Japanese Morning Glory Seedling culling

Japanese Morning glory speckled seedlings

This is one example of culling Japanese Morning Glory Fujishibori seedlings. The green ones will have speckled flowers but the one purple shows a sign of a solid color morning glory. I’m unsure why 80% of this one batch of seeds is speckled and 20% shows signs the flowers will not be speckled but more likely a solid color. It could be that a bee mixed the pollen from a solid colored bloom in the garden and so we have a cross that will also be solid colored. It is possible to simply grow the cull separate because if the pod parent was speckled then it will carry genes and have the potential to produce plants with speckled blooms.

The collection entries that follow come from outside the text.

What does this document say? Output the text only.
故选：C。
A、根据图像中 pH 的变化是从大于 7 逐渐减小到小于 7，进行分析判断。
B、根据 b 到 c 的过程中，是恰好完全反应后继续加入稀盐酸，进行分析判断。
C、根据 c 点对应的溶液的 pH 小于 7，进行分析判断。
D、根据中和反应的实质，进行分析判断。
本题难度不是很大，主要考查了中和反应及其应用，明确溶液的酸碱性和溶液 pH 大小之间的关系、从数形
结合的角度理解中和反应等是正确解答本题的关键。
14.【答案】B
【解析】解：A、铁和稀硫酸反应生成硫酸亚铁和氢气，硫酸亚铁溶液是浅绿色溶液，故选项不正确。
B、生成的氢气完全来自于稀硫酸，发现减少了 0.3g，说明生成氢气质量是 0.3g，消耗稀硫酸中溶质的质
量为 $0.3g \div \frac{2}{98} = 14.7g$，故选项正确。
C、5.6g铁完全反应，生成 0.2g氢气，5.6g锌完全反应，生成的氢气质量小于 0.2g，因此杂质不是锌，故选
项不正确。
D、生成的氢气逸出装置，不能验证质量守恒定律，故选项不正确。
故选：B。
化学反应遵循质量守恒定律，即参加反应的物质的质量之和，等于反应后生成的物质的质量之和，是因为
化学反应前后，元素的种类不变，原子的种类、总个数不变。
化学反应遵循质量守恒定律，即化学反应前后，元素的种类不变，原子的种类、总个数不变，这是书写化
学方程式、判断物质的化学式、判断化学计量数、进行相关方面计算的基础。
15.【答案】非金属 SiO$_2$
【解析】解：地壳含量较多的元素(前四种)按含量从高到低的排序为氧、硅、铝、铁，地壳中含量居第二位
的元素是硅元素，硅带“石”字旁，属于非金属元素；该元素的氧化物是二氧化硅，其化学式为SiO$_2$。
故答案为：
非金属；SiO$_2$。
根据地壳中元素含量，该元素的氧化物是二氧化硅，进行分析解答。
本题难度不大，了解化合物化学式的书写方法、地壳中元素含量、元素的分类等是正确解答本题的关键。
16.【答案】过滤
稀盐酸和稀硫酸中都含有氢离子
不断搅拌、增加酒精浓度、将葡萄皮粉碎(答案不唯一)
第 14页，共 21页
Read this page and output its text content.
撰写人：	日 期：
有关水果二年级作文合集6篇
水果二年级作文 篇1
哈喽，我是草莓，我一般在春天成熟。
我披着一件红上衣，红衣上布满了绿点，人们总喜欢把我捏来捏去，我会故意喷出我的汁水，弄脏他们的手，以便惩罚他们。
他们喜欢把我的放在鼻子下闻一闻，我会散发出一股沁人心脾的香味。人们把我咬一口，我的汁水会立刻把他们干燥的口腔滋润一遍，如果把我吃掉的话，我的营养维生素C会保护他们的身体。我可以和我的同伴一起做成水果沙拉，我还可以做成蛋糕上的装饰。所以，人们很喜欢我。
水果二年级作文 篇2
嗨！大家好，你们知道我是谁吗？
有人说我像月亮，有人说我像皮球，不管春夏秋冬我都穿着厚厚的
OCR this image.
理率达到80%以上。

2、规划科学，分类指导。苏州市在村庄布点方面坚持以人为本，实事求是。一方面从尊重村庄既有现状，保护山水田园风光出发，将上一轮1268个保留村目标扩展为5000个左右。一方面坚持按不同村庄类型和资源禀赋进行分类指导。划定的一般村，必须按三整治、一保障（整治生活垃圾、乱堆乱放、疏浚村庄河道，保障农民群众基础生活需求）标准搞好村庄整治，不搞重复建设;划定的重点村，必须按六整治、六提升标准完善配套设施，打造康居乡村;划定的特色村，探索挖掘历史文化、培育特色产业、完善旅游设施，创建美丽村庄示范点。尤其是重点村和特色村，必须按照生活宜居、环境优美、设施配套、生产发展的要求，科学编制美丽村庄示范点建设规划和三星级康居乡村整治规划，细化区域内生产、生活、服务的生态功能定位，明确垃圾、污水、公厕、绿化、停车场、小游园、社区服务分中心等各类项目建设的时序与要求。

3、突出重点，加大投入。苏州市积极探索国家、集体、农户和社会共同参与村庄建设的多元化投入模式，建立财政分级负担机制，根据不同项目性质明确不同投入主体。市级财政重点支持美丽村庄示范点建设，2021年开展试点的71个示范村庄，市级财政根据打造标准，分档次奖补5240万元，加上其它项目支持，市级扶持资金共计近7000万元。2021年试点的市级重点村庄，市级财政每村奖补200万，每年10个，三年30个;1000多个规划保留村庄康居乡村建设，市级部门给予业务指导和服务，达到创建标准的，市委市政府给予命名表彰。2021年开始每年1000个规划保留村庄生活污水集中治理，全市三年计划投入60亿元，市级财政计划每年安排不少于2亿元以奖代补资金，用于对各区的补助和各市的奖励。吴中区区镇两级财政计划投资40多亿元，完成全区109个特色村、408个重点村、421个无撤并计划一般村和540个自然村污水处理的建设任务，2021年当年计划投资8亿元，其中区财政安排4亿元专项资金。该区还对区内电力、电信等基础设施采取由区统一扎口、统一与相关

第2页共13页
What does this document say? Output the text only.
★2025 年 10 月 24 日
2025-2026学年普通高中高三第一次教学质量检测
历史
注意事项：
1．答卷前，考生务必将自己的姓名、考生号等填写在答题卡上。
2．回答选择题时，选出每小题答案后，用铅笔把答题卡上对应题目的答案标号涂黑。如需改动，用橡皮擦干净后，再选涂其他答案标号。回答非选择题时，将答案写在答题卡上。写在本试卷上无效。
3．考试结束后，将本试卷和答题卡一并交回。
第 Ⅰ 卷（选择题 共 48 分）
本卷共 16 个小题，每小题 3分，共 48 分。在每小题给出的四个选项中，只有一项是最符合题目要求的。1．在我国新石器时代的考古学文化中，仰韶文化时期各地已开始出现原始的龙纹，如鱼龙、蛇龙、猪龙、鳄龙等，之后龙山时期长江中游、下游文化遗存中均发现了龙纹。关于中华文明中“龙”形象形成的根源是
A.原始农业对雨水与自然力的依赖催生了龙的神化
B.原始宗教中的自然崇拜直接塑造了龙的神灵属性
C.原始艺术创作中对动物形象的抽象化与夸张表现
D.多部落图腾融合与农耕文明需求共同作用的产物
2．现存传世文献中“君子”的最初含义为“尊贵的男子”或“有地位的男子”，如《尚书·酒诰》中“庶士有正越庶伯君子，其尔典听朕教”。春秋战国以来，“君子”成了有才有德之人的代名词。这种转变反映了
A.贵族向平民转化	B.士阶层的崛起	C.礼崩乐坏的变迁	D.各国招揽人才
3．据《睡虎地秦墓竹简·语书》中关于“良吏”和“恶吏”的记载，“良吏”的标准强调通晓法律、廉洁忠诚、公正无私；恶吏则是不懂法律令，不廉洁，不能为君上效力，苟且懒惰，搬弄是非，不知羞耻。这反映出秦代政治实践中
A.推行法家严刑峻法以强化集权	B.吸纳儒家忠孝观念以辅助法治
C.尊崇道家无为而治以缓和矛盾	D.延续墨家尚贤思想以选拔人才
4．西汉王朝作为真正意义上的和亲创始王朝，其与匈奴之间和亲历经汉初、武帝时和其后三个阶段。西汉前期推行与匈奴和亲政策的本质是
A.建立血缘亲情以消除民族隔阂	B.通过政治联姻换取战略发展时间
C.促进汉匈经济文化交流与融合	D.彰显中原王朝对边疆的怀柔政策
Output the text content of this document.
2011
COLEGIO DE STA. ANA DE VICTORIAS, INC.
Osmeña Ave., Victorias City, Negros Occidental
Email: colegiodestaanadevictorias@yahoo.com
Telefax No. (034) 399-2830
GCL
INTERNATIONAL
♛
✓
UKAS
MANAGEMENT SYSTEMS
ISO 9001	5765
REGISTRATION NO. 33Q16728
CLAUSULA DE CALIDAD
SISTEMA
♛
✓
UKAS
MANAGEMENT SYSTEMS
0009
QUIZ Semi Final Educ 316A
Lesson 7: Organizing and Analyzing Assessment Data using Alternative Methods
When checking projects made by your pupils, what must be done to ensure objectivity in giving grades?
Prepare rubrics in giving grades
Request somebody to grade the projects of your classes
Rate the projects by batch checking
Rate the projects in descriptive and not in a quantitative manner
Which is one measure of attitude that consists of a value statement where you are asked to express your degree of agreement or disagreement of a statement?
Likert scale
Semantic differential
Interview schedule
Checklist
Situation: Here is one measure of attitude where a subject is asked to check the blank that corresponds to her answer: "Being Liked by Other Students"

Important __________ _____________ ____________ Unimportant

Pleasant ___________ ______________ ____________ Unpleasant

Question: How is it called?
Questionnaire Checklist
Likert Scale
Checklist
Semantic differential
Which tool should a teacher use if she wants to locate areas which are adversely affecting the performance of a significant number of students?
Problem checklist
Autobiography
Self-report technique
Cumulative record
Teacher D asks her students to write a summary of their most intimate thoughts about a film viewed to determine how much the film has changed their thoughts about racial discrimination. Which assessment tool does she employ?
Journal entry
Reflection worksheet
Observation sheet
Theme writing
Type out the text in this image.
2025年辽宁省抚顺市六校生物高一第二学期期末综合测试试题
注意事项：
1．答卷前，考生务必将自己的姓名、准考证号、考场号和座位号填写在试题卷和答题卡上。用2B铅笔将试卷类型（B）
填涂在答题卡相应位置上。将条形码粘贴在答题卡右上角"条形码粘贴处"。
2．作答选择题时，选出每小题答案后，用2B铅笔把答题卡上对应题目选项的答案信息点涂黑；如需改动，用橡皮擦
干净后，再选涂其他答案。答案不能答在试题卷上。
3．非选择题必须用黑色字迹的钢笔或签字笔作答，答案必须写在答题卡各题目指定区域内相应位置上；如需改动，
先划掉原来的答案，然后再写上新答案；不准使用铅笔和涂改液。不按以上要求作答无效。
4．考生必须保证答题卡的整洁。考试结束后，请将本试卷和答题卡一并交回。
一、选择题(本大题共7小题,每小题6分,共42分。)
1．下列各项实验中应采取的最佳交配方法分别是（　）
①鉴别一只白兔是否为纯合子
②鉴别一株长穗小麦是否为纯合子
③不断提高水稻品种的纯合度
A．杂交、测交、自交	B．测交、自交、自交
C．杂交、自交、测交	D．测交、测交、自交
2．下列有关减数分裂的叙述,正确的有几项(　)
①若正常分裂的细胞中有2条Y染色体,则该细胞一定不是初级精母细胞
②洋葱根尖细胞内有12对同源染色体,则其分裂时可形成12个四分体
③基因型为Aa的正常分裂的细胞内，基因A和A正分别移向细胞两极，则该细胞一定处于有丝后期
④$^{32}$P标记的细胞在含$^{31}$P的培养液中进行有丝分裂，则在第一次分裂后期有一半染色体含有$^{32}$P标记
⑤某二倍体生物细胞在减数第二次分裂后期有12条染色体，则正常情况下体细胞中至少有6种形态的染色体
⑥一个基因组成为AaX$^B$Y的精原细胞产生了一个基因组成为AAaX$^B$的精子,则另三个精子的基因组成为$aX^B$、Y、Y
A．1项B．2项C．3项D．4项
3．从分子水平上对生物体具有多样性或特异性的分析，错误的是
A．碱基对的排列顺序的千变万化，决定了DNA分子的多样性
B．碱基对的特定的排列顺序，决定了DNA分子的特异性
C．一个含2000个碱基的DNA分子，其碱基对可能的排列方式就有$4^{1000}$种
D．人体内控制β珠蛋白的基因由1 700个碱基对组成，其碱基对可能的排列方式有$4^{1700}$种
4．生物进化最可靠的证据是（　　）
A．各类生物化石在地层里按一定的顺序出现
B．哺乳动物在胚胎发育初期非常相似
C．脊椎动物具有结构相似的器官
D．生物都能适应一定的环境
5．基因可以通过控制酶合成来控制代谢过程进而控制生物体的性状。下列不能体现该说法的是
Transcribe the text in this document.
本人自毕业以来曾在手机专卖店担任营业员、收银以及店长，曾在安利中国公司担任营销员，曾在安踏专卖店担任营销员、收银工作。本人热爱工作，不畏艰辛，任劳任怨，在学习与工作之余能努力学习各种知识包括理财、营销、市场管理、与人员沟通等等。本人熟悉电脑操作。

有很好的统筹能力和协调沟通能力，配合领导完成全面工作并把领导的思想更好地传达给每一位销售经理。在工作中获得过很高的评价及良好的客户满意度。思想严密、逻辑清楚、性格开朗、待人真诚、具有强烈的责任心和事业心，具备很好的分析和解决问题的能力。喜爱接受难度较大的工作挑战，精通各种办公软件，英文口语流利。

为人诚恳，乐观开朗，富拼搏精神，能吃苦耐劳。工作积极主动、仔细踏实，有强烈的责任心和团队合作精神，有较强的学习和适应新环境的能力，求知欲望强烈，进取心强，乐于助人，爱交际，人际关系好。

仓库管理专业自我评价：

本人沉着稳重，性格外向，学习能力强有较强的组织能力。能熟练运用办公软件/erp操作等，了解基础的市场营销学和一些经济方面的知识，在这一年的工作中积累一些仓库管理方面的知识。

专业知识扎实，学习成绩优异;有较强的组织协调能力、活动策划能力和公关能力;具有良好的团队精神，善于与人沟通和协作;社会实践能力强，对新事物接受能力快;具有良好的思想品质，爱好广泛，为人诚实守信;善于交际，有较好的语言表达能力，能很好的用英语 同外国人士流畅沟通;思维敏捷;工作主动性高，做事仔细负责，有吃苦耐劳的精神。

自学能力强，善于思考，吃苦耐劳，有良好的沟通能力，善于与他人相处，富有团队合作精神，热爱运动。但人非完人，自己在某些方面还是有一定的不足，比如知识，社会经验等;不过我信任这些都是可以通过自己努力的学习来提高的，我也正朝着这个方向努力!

Culling Japanese Morning Glory Kikyo seedlings

This is another example of some Japanese Morning Glory Kikyo seedlings showing a cull that I removed. I already know the cull will not look like the other plants. I could grow the cull separate if I wanted to see what it looked like. Probably what happened is a bee mixed the pollen with a round flower plant and resulted in one different looking seedling. Since the kikyo whirlpool leaf gene is recessive the dominant gene inheritance made the seedling look like the round flowered normal leafed parent.

This plant will carry for the whirlpool gene. It is possible to spot these culls and remove them when growing open pollinated seeds.